While this might not be acceptable behavior for many dogs, for Samuel, as a gesture communicating his newfound comfort and confidence in human beings, it was hugely acceptable.  More than acceptable.  It was welcome.  [But, of course, even if it was not acceptable, as a dog who has been abused, Samuel cannot be “scolded”, “disciplined” or “corrected” in any way.]

All of this was then followed, in quick succession, by a quick “kiss” on the leg for one of Sammy’s human neighbors.  Apparently a quick kiss on the leg is a favorite gesture of Sam’s. 

All of Samuel’s people neighbors were absolutely thrilled and amazed at all of this.  Because, now, finally, it was clear, Samuel had arrived.  Samuel had arrived in life.  Samuel’s life.   The life that had been denied him by his abusers.

Not surprisingly, then, Sammy’s newfound confidence showed itself loud and clear when he went to the veterinary office with his Best Friend who was getting a shot.  This was the first place Samuel had gone after being rescued from the shelter.  And on that occasion he was absolutely petrified.  This time, despite all the hub-bub, human and canine, there was nothing to it for Sam.  It was a breeze.  He was completely confident. 

 And finally, Samuel’s fifth month in rescue ended, as it had begun, with a bang.  The icing on the cake.  Samuel learned how to play ball.  “Learned” is not really the appropriate term.  Because Sam taught himself.  He taught himself how to  play ball with his Best Friend the way he taught himself everything else.  By watching and analyzing.  Not surprisingly,  within days, he was even stealing the ball from his Best Friend!  And … hanging onto it even when challenged by his Best  Friend, who outweighs him 6:1.  Sammy has chutzpah

He plays ball by himself.  And with his Best Friend. (See A Ball is to Play … September 29.)  

What a dog!  Four, three, two, even one month ago, these changes in Sammy would have been inconceivable.  But that is because we didn’t know Sam.

Samuel could not be more thrilled with himself.  Could not be more thrilled with life.  And his friends could not be more thrilled with Samuel.
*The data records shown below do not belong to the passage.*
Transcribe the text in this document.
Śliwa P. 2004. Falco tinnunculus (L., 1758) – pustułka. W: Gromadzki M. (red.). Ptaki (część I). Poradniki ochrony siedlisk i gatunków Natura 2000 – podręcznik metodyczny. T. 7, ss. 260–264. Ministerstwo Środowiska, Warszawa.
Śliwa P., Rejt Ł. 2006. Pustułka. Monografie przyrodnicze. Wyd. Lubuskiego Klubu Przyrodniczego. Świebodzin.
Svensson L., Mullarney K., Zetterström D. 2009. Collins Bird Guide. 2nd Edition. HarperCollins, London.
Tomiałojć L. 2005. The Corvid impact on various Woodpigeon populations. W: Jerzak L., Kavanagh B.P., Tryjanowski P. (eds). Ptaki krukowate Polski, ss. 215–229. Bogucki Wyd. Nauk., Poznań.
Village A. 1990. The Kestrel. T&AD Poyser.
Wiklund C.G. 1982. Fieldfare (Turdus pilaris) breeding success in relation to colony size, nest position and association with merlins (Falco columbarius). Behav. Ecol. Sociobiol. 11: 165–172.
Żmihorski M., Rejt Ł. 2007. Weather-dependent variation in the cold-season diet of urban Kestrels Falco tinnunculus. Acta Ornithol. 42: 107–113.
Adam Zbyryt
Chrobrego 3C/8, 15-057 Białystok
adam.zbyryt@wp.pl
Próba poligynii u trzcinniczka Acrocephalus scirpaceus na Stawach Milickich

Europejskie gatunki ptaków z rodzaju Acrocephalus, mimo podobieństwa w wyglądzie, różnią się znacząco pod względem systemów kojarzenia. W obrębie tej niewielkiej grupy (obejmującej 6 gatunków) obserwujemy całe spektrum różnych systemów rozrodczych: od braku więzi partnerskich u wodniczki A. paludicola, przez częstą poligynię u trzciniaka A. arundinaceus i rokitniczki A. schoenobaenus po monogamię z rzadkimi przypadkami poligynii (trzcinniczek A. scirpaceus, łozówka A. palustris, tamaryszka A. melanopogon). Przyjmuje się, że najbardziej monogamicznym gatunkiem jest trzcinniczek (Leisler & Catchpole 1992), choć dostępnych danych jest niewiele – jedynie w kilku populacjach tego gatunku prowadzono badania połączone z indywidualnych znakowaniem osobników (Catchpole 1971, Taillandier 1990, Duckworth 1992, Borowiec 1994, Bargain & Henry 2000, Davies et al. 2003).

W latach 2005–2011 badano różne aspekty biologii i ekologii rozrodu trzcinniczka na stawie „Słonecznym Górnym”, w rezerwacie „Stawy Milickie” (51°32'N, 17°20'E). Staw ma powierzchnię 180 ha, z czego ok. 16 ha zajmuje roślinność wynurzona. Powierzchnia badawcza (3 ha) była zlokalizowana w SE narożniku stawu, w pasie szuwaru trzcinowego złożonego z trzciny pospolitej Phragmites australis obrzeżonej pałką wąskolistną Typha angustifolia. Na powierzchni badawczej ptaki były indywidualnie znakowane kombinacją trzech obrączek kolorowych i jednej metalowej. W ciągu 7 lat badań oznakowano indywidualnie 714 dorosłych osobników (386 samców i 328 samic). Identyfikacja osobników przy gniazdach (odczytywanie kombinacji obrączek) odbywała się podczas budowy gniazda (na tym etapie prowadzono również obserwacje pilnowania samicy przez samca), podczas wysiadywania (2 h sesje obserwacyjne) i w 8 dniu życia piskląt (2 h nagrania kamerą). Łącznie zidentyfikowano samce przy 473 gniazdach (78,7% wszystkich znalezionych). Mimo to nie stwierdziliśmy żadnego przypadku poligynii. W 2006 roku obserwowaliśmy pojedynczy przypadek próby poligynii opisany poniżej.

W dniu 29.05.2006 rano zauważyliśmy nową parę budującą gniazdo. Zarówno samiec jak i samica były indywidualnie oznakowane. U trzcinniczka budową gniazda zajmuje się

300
What a plucky little dog!

One Response to “Months 4 & 5”

  1. It is so sad and scar to think about Sammy’s early life and the awful things that must have happened to him to make him so fearful. Kudos to his rescuer to have the patience to “wait him out” and allow Samuel to just be Samuel until he was ready to accept people into his life. I’ve known of some dogs who live in good homes and ares still fearful of thunder and firecrackers, and I’ve taken in many dogs who came to me with strange fears (like lit matches), but Samuel’s start in life must have been awful. It’s wonderful to see the progress he has made. It gives hope to all the other dogs waiting in shelters (and who may be euthanized) because of fear issues.
    Thank-you so much for helping Samuel become the bright eyed, tail wagging dog that he now is!!